Der Mann, der durch seine Aktion „Dealer sind Mörder“ bundesweit bekannt wurde, kündigte zugleich ein neues Programm an: Er will persönlich mit Eltern Kneipen in der Szene aufsuchen, in denen nachweislich mit Rauschgift gedealt wird. So sollen die verstörten Eltern das Milieu kennenlernen, um ihre Kinder in vollem Umfang aufzuklären. Ein wirklich guter Einfall!

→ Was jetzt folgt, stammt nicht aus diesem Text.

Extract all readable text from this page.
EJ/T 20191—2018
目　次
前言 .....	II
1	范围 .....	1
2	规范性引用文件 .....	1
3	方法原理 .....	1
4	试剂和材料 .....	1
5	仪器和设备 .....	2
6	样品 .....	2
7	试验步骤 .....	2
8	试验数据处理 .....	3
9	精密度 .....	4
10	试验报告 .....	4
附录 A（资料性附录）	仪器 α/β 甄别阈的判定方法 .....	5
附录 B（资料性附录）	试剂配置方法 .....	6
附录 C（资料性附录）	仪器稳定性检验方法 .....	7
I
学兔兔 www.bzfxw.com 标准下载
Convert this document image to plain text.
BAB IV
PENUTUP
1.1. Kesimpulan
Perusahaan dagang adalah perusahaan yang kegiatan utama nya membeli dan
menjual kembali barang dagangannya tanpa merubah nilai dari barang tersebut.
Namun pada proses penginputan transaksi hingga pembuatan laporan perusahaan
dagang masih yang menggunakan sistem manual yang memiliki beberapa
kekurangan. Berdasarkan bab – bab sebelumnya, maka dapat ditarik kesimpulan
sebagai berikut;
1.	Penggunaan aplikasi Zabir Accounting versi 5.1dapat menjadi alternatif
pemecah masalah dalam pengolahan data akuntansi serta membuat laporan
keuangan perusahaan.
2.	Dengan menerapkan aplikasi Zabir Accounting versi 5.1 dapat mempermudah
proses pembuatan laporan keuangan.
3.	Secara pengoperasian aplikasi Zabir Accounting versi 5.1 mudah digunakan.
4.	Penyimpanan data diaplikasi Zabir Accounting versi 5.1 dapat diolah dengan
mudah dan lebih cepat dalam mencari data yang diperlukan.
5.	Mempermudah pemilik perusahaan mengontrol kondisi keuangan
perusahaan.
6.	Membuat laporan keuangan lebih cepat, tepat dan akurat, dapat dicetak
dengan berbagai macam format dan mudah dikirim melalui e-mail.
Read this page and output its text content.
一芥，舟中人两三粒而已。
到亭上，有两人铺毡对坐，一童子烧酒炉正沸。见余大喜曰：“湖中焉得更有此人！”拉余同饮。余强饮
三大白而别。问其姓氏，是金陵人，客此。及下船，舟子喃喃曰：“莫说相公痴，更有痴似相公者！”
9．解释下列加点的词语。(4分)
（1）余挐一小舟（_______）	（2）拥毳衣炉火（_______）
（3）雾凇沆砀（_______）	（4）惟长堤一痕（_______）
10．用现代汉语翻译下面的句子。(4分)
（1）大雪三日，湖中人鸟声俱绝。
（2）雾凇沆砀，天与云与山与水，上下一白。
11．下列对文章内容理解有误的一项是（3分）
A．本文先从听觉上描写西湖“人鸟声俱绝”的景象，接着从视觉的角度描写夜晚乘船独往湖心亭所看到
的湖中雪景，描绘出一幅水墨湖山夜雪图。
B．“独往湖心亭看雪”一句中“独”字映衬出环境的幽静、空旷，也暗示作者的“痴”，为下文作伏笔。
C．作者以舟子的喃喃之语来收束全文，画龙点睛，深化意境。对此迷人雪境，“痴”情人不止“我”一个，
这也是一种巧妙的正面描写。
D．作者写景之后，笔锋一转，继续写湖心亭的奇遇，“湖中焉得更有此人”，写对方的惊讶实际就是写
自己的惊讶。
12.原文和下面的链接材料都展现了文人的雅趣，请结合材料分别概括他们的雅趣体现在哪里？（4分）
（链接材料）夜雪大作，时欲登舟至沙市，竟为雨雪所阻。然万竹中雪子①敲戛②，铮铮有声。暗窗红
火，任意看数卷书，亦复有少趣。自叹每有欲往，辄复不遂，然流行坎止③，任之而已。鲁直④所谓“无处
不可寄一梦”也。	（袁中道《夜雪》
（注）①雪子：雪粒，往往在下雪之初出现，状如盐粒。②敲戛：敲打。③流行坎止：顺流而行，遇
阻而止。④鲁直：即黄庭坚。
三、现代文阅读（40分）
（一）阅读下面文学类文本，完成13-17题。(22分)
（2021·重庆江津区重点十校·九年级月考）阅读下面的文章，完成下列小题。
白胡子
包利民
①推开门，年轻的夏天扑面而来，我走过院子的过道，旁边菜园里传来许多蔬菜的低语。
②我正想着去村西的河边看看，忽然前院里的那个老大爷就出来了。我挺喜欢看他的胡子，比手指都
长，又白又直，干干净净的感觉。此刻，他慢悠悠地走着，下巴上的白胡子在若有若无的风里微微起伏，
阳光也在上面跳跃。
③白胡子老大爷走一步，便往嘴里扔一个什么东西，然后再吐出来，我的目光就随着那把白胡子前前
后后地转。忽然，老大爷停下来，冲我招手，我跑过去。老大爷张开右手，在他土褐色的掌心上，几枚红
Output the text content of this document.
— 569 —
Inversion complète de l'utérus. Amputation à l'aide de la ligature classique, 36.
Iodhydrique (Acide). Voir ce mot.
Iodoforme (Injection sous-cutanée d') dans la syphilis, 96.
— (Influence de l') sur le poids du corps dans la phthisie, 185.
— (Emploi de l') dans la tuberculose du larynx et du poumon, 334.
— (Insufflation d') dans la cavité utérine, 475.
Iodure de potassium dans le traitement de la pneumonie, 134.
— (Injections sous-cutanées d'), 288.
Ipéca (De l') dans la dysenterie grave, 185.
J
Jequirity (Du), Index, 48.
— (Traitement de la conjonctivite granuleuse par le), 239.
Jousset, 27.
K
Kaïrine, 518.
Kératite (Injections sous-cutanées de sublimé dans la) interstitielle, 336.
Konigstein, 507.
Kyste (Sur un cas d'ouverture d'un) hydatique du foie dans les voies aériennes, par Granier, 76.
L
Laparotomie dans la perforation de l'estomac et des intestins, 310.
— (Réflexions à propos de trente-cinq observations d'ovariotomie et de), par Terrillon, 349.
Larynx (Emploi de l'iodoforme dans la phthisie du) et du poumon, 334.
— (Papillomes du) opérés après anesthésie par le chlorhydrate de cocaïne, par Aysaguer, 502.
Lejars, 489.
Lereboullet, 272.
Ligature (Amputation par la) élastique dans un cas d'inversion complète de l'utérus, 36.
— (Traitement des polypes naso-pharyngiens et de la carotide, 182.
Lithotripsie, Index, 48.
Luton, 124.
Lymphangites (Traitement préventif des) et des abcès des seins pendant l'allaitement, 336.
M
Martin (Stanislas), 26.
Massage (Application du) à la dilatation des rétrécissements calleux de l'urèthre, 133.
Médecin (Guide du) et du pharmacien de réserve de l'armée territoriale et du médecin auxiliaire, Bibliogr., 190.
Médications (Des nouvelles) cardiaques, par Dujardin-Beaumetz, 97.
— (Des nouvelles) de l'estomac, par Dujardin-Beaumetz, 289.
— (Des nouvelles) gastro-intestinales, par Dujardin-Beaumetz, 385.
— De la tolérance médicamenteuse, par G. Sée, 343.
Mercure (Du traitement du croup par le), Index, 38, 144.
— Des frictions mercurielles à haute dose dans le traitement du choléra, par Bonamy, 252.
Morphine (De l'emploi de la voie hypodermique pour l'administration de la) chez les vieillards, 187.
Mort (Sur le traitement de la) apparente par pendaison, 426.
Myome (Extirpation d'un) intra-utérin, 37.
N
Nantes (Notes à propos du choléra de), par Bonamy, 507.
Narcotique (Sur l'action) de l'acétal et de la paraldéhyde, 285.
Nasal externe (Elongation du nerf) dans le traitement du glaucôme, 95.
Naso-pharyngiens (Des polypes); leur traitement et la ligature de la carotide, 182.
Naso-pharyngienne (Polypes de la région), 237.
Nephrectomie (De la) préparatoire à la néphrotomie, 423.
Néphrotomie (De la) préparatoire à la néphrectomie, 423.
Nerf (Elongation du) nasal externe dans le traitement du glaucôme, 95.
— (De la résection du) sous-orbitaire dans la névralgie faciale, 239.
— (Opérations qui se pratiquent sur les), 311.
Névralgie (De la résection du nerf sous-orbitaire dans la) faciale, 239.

Als der neue Lokalchef diesen Artikel las, war er so sauer, daß er am liebsten gleich den Verfasser zu sich zitiert hätte, aber er schreckte davor zurück. Das waren die Methoden der Vorgänger. Der Verlagsleiter hätte keine Sekunde gezögert.
Mammen kam in sein Büro: „Chef was gibt's?“ Grünenberg zeigte auf den Artikel.
Mammen gab sich gelassen: „Was willst du eigentlich, der Ritschel hat doch immer so geschrieben. Ich find‘ den Artikel
eher blaß, wenn er richtig mit der Bullerei sympathisiert, dann gibt's ganz andere Schoten“.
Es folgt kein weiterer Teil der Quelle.